– Это вы спрашиваете после того, как она отправилась к нему в Лондон! Бросив меня! Покинув этот дом, наш дом! О, да, Андре, несомненно!
Кровь ударяет мне в голову, я вижу, к чему он ведет, этот Тартюф! Он постарается смягчить дело, окрасить в радужные краски.
– Быть может, это всего лишь мимолетное увлечение, – говорит он сладеньким голосом.
Плевать я хотел! «Мимолетное увлечение»! Еще одно выражение в духе буржуа, слащаво-лицемерное. Мадмуазель Дюшемоль, дочь нотариуса, училась играть на скрипке и обрюхатилась от своего учителя, но это «мимолетное увлечение», в си-бемоль-мажор!
– Мимолетное увлечение! – визгливо кричу я. – Нет, Андре Дюверже, нет, не целый же год! Ибо вот уже год, как ваша маленькая сестричка «развлекается» со своим возлюбленным!
– Ах, прошу вас!
Ну, право, как же я могу говорить такое! Он прямо весь багровеет. Он не любит, когда называют вещи своими именами, наш маленький Андре! Он предпочитает говорить о «мимолетном увлечении». Ну-ка, где она там, его жена, мадам Изабель Дюверже со своим прекрасным воспитанием, уложу ее сейчас тут на диван, и пусть П. Д. Ж узнает лично, что значит мимолетное! Ах, это мимолетное отнюдь не мимолетно!
– Год? – бормочет он. – Это в самом деле продолжалось целый год?
И он опять погружается в задумчивость, испытывая некоторое чувство изумления, чтобы не сказать восхищения. Ах эта Франсуаза, надо же, кто бы мог подумать! Какая смелость!
– А вы в этом уверены?
Я чувствую, что сейчас он потребует от меня деталей. Например, сколько раз они это проделывали. Ему бы узнать обо всем. О том, как я терпеливо вел свое расследование. О матроне из маленького отеля, которую я в конечном счете подкупил и которая с радостью мне обо всем докладывала. О разных хитрых обысках, которыми я занимался, и о том, как жестоко был вознагражден за это, обнаружив завернутую в шаль пачку писем от Поля Дамьена, пахнущую духами «Арпеж». О, аромат ее духов, окутавший любовное блеяние другого!
Я прочитал письма и снова завернул их в шаль, все, кроме одного, призывающего возлюбленную в Лондон. Почему я оставил себе именно это письмо? Потому что от него мне становилось особенно тошно? Или же я смутно надеялся встревожить Пюс, дать ей понять, что она разоблачена? Но она так ничего и не предприняла. Не пришла ко мне, чтобы ускорить развязку. Может, подумала, что потеряла письмо? Сколько вопросов осталось без ответа, вопросов, которые сегодня уже излишни.
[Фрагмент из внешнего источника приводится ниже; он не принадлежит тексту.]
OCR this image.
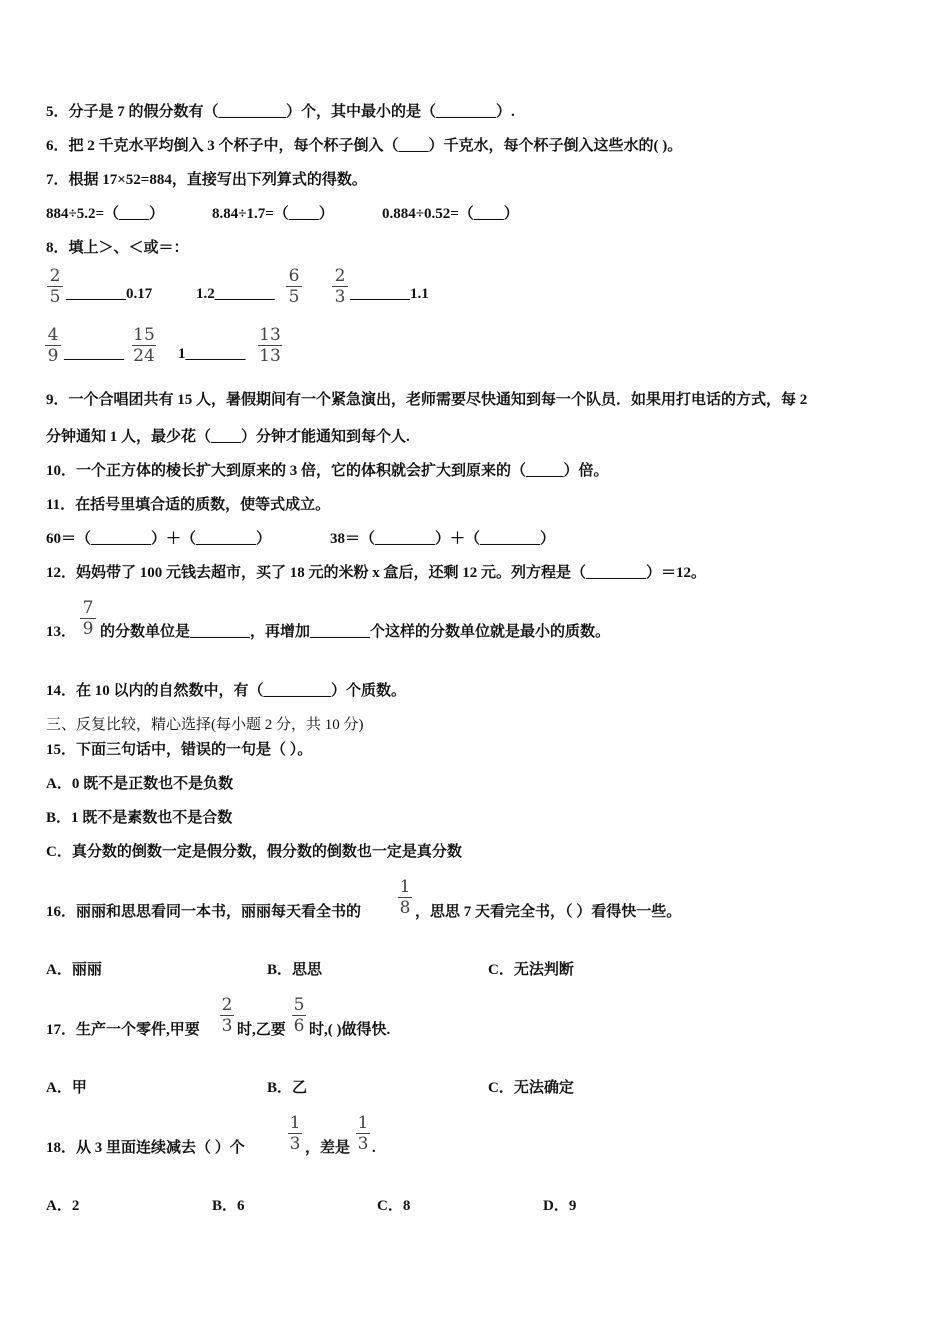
5．分子是 7 的假分数有（_________）个，其中最小的是（________）.
6．把 2 千克水平均倒入 3 个杯子中，每个杯子倒入（____）千克水，每个杯子倒入这些水的( )。
7．根据 17×52=884，直接写出下列算式的得数。
884÷5.2=（____）	8.84÷1.7=（____）	0.884÷0.52=（____）
8．填上＞、＜或＝：
2
5 ________0.17	1.2________
6
5
2
3 ________1.1
4
9 ________
15
24 1________
13
13
9．一个合唱团共有 15 人，暑假期间有一个紧急演出，老师需要尽快通知到每一个队员．如果用打电话的方式，每 2
分钟通知 1 人，最少花（____）分钟才能通知到每个人.
10．一个正方体的棱长扩大到原来的 3 倍，它的体积就会扩大到原来的（_____）倍。
11．在括号里填合适的质数，使等式成立。
60＝（________）＋（________）	38＝（________）＋（________）
12．妈妈带了 100 元钱去超市，买了 18 元的米粉 x 盒后，还剩 12 元。列方程是（________）＝12。
13．
7
9 的分数单位是________，再增加________个这样的分数单位就是最小的质数。
14．在 10 以内的自然数中，有（_________）个质数。
三、反复比较，精心选择(每小题 2 分，共 10 分)
15．下面三句话中，错误的一句是（ ）。
A．0 既不是正数也不是负数
B．1 既不是素数也不是合数
C．真分数的倒数一定是假分数，假分数的倒数也一定是真分数
16．丽丽和思思看同一本书，丽丽每天看全书的
1
8 ，思思 7 天看完全书，（ ）看得快一些。
A．丽丽	B．思思	C．无法判断
17．生产一个零件,甲要
2
3 时,乙要
5
6 时,( )做得快.
A．甲	B．乙	C．无法确定
18．从 3 里面连续减去（ ）个
1
3 ，差是
1
3 .
A．2	B．6	C．8	D．9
По правде говоря, это письмо, где Поль зовет Франсуазу в Лондон, самое важное – мне хочется сказать – с юридической точки зрения. Оно устанавливает факт заранее обдуманного похищения. Поль Дамьен написал эти строчки незадолго до того, как был направлен на работу в лондонскую редакцию своей газеты. Наверняка именно тогда он задумал похитить у меня мою жену окончательно.